Eliezer has gone through most of his life without recognition. It is revealed that his entire life–some 25 years or more–has been dedicated to some research that was ultimately pointless, due to another scholar’s archaeological discovery. To this day, his only moment of pride was when an award-winning scholar and teacher, who supposedly never mentioned anyone by name in his books, named Eliezer in the footnote. It’s rather sad. His resentment has a ripple effect on the story, which helps both push the film forward and bring in some added drama. Because of Eliezer’s attitude, Uriel lashes out at his son, who seems to be a little confused about his purpose in life. Uriel is a son who is filled with conflicted feelings towards his father. In what can be described as a son’s adoration towards his father–you might even call it an idealization–is revealed to be something closer to a fear of rejection. Uriel is full of pride, even the way he plays racquetball is both pompous and full of showmanship, but it is exactly what it seems to be: an act. Hurt by his father’s actions, he lashes out at everyone around him in anger and with pent up frustration.
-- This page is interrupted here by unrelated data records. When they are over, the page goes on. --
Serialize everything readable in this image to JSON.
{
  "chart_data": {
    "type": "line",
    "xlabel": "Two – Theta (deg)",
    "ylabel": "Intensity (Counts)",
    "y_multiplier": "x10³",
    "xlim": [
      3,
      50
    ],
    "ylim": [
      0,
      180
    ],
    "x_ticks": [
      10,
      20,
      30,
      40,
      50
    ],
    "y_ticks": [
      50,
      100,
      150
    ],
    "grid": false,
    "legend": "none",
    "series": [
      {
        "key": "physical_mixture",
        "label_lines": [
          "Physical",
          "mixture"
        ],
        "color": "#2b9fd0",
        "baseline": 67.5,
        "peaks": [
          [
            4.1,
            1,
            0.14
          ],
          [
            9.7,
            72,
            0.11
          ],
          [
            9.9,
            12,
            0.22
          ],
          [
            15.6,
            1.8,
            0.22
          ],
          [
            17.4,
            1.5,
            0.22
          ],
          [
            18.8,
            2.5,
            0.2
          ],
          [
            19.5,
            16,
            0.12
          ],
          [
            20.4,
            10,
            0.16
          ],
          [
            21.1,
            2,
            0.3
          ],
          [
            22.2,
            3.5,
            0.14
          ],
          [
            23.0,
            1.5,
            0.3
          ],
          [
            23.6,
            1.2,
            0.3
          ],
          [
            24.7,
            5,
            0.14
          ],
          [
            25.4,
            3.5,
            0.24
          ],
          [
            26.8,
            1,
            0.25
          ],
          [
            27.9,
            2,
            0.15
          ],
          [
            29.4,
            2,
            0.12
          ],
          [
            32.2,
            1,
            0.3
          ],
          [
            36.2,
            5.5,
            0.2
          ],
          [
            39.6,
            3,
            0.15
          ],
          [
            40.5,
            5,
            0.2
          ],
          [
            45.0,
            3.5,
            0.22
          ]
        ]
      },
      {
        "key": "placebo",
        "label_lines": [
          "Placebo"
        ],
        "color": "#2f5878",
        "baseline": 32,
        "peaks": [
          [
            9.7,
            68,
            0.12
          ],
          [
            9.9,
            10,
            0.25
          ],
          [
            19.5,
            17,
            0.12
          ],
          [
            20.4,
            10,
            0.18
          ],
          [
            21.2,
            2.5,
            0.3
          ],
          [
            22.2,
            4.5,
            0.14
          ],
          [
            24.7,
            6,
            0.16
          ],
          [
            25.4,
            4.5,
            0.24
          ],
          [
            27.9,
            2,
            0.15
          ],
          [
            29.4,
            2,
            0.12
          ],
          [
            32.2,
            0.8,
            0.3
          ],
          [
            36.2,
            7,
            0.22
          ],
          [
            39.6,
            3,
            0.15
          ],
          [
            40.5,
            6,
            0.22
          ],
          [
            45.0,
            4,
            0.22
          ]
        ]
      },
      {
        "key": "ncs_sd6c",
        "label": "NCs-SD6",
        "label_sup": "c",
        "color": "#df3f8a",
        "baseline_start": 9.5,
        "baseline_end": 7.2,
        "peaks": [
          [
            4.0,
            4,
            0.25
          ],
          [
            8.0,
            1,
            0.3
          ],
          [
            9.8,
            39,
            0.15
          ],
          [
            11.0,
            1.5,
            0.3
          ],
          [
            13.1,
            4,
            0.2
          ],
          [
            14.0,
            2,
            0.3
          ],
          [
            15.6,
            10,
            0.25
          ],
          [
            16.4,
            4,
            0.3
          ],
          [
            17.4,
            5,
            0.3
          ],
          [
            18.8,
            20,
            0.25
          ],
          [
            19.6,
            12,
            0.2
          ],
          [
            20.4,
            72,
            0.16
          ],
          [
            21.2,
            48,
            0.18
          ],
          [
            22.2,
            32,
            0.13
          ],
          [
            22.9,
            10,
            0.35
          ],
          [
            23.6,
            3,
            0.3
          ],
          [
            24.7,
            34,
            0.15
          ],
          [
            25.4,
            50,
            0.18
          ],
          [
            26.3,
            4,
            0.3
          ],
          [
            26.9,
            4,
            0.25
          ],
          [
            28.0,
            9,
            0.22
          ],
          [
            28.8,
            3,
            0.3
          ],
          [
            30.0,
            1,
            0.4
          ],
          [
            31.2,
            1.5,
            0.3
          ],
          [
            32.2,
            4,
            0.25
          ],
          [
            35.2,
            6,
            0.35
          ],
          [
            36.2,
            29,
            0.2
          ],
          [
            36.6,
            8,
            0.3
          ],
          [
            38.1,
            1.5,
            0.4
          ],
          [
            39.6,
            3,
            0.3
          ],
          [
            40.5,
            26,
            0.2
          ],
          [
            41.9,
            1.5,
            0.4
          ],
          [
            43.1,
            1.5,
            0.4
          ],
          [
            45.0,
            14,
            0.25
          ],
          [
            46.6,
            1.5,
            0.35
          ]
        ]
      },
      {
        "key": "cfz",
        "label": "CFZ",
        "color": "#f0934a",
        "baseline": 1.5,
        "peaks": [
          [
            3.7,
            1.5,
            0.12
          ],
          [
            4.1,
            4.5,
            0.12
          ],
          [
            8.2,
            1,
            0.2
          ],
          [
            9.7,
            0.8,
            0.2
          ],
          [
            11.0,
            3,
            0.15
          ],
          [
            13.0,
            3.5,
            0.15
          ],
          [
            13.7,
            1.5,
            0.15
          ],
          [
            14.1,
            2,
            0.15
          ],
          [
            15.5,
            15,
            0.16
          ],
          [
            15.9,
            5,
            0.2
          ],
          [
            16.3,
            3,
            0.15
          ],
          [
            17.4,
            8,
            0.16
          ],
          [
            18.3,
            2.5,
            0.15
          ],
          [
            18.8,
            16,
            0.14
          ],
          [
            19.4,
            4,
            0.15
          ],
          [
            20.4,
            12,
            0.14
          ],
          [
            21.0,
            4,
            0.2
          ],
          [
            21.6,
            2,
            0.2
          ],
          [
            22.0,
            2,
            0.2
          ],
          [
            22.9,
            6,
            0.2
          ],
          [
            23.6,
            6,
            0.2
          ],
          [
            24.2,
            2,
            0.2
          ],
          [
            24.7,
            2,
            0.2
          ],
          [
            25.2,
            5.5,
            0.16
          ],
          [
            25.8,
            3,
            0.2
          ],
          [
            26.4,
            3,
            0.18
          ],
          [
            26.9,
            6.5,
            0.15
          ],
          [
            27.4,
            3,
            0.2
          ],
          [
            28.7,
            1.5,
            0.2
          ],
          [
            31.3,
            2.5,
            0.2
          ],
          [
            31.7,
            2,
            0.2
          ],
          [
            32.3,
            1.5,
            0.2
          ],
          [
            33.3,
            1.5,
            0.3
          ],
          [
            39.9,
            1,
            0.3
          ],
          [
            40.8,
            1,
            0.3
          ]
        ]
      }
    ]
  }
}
One of the first things that struck me in Footnote was the style and tone. We open with a medium-shot of Eliezer, who sits in deep thought during a ceremony for his son, Uriel, who is giving an acceptance speech. What’s most striking about this shot– besides the remarkable acting that is done by Shlomo Bar-Aba–is the settled camera style. It is surely something that should be noteworthy, given the sudden shift later in the quirkier stylistic choices. This drastic change seems to undercut the serious tone of the film, which makes me curious as to why this felt necessary. Was it to enhance the melodramatic feeling, like a Wes Anderson film, or something a little more obtuse? Nevertheless, what’s also wonderful about this scene is how he chooses to ignore Uriel entirely. Eliezer’s son is in the midst of giving a rather heartfelt anecdotal speech that is littered with humor about his aspirations as a child to become a teacher. This story is fairly telling of his relationship with his father, despite his intentions to paint him in a positive light. Even though Eliezer is not prone to expressing himself, his face tells us all that we need to know.
Simple, straightforward and ultimately a little too unsurprising, the story itself moves briskly along at a reasonable pace. There are a variety of terrifically symbolic scenes throughout the entire film. Some are painful to watch, while others are a little more playful. But ultimately it’s a little difficult to get a grasp on what exactly Cedar’s feelings on the issue, whether its melodramatic, or deadly serious–he seems to feel that it can be both. That’s the biggest issue with Footnote, while everything else is incredibly well- done. It may seem like a small gripe, but it was a nagging problem that seem to show up every now and then when the Cedar felt the film was becoming too self-serious. A director should never be afraid to be too serious, or too silly, and sticking around in the middle is not the ideal place to be. The ending is also a little problematic for me, where it feels a little done-to-death. It doesn’t give us any resolve, but it is ponderous and will likely lead to a few discussions. What I find to be the saddest part of the whole affair is if only Eliezer had realized that a life can not be summed up with awards and footnotes, he could’ve been much happier.